— Нет, нет, дорогой, не смей, потерпи еще немножко!
«Девчонка, — пел тенор, — бледная стоит…»
— Люби меня, люби… — кричала Кларка, — убей меня, а-а-а… Я хочу умереть!..
«Не дай той бедной девочке, — молвил певец, — пропасть…»
И Франтишек, словно желая заверить певца, что относится к его предложению серьезно, кричал, дыша прерывисто как бегун на марафонской дистанции:
— Любовь моя, я тебя никому не отдам, слышишь… я тебя… никому… не отдам!..
Но его слова не достигли слуха тенора, и потому тот продолжал:
«Пусть жизнью насладится всласть…
Спеши, беги, беги за ней,
Верни ей радость прежних дней…»
И тут, словно в подтверждение этих слов, Кларка перешла от сладострастных всхлипываний к счастливому, свободному смеху, а Франтишек, который высился над ней, словно молодой бог, вдруг понял, что слова этой песни льются из его души:
«…И счастье сладостной любви ты ей верни, верни, верни…»
— Ах ты мой птенчик-голубенчик, — шептала Кларка, и глаза ее были полузакрыты, как при наркозе, — ты моя птичка-синичка, иди ко мне, — и притянула к себе голову Франтишека движением, каким баскетболисты «Harlem Globetrotters» отбирают мяч у соперника.
Игла медленно двигалась к концу по дорожкам грампластинки фирмы «Supraphon».
Мелодия оборвалась, и на смену ей пришел финальный речитатив:
«Испей ее до дна, до дна…»
И тут раздался стук в дверь, сопровождаемый отнюдь не поэтическим ревом:
— Я вам такую чашу любви покажу, что до самой смерти не забудете! Четыре утра: люди спать хотят! Бездельники чертовы!
Кларка испуганно съежилась, зато Франтишек боевито приподнялся и уже готов был сбросить простыню, чтобы ринуться на дерзкого незваного гостя, но Кларка, в последний момент удержав его, прошептала на ухо:
— Оставь его, умоляю, не ходи, это дядька из соседней квартиры, грузчик, драчун, задира и страшный хам! Он каждый раз сюда лезет…
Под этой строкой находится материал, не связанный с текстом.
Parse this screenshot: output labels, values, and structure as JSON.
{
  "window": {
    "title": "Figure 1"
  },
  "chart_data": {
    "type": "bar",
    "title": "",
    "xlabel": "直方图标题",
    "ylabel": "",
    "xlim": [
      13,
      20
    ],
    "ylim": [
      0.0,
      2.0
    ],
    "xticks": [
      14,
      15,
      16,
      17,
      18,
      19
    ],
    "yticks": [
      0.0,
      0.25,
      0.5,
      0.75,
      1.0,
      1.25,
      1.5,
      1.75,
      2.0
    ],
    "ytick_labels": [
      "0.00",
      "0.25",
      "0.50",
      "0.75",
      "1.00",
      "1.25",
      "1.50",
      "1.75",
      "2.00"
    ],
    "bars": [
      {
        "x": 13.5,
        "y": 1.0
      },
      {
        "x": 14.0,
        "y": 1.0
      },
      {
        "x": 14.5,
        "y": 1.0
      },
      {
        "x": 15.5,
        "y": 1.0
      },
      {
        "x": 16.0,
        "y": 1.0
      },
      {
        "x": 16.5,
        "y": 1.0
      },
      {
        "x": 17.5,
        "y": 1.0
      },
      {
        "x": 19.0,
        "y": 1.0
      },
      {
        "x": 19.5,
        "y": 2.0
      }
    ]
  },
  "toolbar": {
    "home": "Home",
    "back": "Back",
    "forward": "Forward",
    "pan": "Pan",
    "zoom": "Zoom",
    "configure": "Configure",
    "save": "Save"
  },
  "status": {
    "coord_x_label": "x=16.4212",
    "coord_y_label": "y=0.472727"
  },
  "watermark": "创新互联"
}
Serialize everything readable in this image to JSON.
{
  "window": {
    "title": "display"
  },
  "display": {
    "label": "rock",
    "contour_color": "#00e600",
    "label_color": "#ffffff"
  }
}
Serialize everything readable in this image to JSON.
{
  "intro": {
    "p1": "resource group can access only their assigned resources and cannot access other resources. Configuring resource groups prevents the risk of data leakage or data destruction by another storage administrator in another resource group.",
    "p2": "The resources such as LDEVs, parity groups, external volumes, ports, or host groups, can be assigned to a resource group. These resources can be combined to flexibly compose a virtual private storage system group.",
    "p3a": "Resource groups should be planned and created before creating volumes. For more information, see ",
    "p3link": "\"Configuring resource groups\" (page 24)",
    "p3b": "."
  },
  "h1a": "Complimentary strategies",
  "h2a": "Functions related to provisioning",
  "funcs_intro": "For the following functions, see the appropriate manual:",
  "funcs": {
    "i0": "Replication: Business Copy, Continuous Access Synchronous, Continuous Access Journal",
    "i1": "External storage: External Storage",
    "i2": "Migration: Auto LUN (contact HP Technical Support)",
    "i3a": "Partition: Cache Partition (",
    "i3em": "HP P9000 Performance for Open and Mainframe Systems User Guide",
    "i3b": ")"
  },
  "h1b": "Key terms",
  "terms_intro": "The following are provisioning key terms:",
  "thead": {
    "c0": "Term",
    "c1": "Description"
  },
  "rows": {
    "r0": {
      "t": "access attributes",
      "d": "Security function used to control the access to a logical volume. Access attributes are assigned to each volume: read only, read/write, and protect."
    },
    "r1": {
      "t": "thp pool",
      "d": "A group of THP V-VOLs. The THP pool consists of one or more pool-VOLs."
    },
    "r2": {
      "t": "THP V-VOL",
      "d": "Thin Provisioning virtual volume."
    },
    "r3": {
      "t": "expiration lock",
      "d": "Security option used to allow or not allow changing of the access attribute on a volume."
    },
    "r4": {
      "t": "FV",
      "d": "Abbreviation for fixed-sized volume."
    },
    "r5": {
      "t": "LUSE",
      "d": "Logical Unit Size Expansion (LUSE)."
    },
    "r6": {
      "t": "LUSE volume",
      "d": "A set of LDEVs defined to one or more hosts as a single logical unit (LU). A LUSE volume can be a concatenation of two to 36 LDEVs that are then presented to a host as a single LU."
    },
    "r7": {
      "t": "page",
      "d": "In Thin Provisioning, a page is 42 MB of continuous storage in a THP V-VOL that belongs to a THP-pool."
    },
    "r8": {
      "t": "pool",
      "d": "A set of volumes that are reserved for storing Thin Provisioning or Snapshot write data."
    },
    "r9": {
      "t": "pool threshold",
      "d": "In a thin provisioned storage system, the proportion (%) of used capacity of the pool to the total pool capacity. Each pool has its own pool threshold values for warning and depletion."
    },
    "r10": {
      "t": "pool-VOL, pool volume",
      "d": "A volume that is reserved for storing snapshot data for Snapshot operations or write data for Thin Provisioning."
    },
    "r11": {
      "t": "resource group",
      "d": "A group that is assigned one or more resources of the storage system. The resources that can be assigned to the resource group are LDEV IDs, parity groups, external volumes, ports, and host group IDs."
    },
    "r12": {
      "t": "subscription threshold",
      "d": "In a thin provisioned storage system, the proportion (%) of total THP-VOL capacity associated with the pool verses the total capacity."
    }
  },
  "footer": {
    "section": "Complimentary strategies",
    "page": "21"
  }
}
Франтишек замер. Причиной была не столько Кларкина рука на его плече, сколько ее последняя реплика, которая все еще звучала в наступившей неожиданно тишине. Лишь иголка адаптера подпрыгивала на последней бороздке диска, словно кто-то невидимый снова и снова перечеркивал все, что было сказано ранее. Хам сосед, видно, удовлетворился результатом своего посольства. Вполне возможно, он еще какое-то время подслушивал под дверью, но тишина продолжалась, и потому он возвратился обратно в свою согретую постель, только что в бешенстве покинутую. Но Франтишеку возвращаться обратно почему-то уже расхотелось.
— Что значит «каждый раз»? — спросил он, уставившись в пустоту.
Кларка готова была откусить язык, потушить его в скороварке и подать под польским соусом, но это, увы, было нереально, и Франтишеку не оставалось ничего иного, как удовлетвориться лишь изюминками словес и сахаром виноватых поцелуев:
— Ну, дорогой, — мурлыкала Кларка не очень уверенно, — ну, не будь таким ревнивым! Ведь у Зузаны постоянно собираются. Она и меня иногда приглашает. Ты понимаешь, мой олененочек?
Однако Франтишек уже не реагировал на ее слова и поцелуи с прежним рвением. Он стал вдруг вертеться на тахте, поглядывать на часы и достаточно явно демонстрировал недовольство и нетерпение.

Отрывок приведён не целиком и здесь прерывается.